No where near as much of the F500 workload is on the cloud as apparently you'd believe. It's a big market that isn't well tapped. Amazon and Azure have been picking up some of the work, but a lot of the F500 don't like the pay-as-you-go financial model. That plays sweet merry havoc with budgeting, for starters. It's one reason why Oracle introduced a pay model with Oracle Cloud Infrastructure that allows CIOs to set fixed IT expenditure budgets. Many of the F500 companies are only really in the last few years starting to talk about actually moving in to the cloud (when OCI launched at Oracle OpenWorld, there was a startling number of CIOs from a number of large and well known companies coming up to the sales team and saying "So.. what is this cloud thing, anyway?"

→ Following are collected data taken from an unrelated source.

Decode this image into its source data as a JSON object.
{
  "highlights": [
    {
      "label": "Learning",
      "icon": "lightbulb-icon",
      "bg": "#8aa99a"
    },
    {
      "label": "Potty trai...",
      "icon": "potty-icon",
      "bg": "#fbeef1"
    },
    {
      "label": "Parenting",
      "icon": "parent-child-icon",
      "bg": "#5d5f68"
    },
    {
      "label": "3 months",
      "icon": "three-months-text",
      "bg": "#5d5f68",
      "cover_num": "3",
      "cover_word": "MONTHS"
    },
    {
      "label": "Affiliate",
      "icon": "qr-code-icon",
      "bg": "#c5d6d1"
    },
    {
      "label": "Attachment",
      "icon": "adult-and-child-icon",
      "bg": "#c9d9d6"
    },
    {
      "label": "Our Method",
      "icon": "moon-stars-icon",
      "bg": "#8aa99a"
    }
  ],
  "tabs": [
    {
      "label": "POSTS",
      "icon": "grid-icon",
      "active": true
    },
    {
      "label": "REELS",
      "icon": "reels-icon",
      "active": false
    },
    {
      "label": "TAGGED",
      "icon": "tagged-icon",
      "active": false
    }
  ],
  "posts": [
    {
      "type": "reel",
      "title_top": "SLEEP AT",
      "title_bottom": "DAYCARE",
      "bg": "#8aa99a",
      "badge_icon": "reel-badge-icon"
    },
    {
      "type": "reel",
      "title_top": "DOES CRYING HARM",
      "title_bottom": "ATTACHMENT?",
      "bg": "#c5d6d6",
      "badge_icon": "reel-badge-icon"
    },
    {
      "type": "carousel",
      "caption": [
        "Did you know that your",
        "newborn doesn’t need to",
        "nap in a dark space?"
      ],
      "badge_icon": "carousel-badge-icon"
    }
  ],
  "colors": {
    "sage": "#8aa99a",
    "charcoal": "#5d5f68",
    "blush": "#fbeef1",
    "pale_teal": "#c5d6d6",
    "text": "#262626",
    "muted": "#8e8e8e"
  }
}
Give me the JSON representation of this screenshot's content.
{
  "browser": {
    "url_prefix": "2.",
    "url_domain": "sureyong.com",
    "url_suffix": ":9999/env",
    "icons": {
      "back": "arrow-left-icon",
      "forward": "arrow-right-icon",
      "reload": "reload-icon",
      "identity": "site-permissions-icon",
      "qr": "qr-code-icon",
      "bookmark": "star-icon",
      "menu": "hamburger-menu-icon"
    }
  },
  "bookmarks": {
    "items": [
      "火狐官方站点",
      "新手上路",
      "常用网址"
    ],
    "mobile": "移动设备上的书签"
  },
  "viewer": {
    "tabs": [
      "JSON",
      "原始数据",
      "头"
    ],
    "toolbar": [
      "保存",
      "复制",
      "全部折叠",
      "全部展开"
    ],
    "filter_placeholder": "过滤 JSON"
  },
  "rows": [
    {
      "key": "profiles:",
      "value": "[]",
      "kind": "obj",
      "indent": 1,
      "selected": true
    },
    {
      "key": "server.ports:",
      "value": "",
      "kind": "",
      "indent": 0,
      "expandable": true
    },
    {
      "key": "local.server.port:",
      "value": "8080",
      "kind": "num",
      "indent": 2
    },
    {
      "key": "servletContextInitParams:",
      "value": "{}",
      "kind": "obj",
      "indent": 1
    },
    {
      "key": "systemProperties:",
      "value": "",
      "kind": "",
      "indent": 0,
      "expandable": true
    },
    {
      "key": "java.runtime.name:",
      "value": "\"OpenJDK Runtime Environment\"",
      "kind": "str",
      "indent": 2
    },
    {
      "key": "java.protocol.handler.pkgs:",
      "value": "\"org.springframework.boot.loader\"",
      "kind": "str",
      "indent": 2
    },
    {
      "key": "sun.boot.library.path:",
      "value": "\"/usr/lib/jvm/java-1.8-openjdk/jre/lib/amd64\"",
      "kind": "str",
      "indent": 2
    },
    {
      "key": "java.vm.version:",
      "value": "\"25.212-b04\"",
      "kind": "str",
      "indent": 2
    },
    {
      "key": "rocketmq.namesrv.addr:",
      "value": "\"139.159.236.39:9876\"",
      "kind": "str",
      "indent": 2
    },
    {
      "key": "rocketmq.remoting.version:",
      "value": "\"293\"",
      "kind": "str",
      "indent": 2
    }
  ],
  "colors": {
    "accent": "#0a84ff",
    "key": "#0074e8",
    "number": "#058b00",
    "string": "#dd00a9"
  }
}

> Successful companies outsource their non core competencies

Yes.. and no. Successful companies outsource their non-core competencies where there is no value having them on-site. That's very different.



Honestly, I think Twitter is a counterpoint to your argument.

Twitter was founded in 2006, the same year AWS was launched, so in the early days Twitter didn't have a choice - the cloud wasn't yet a viable option to run a company.

And, if you remember in the early days, Twitter's scalability was absolutely atrocious - the "Fail Whale" was an emblem of Twitter's engineering headaches. Of course, through lots of blood, sweat and tears (and millions/billions of dollars) Twitter has been able to build a robust infrastructure, but I think a new company, or a company who wasn't absolutely expert-level when dealing with heavy load, would be crazy to try to roll their own at this point unless they wanted to be a cloud provider themselves.


> And, if you remember in the early days, Twitter's scalability was absolutely atrocious - the "Fail Whale" was an emblem of Twitter's engineering headaches.

That's because Twitter was:

1) A monolith

2) Written in Ruby

They started splitting components up in to specialised made-for-purpose components using Scala atop the JVM, and scaling ceased being a big issue. The problems they ran into couldn't be solved by horizontal scaling. There wasn't any service that AWS offers even today that would have helped with those engineering challenges.


It had more to do with the consistency model of relational databases, though Ruby definitely didn't help.


You honestly think that the main performance problem with a 2yo app is that it's a monolith?


Yes, based on their own detailed analysis and extensive technical blogs on the subject. Ruby was doing a lot of processing of the tweets contents etc. etc, and at the time Ruby was even worse for performance than it is today. (Ruby may be many things, but until the more recent JIT work, fast was not one of them).


> That's just not true. There are plenty of companies that self-host highly scaling infrastructure. Twitter being just one of those companies. They've only recently started thinking about using the cloud, opted for Google, and that's only to run some of their analytics infrastructure.

Twitter is both unusually big and unusually unprofitable. You're unlikely to be as big as them, and even if you were I wouldn't assume they've made the best decisions.

> All that aside, I can point you in the direction of plenty of sysadmins who wouldn't work for major cloud providers for all the money in the world, either for moral or ethical reasons; or they're just not interested in that kind of problem; or even just that they don't want to deal with the frequently toxic burn-out environments that you hear about there.

It's best to work somewhere you're appreciated (both financially and for job-satisfaction reasons), and it's harder to be appreciated in an organization where you're a cost center than one where you're part of the primary business. There are good and bad companies in every field, and good and bad departments in every big company, but the odds are more in your favour when you go into a company that does what you do.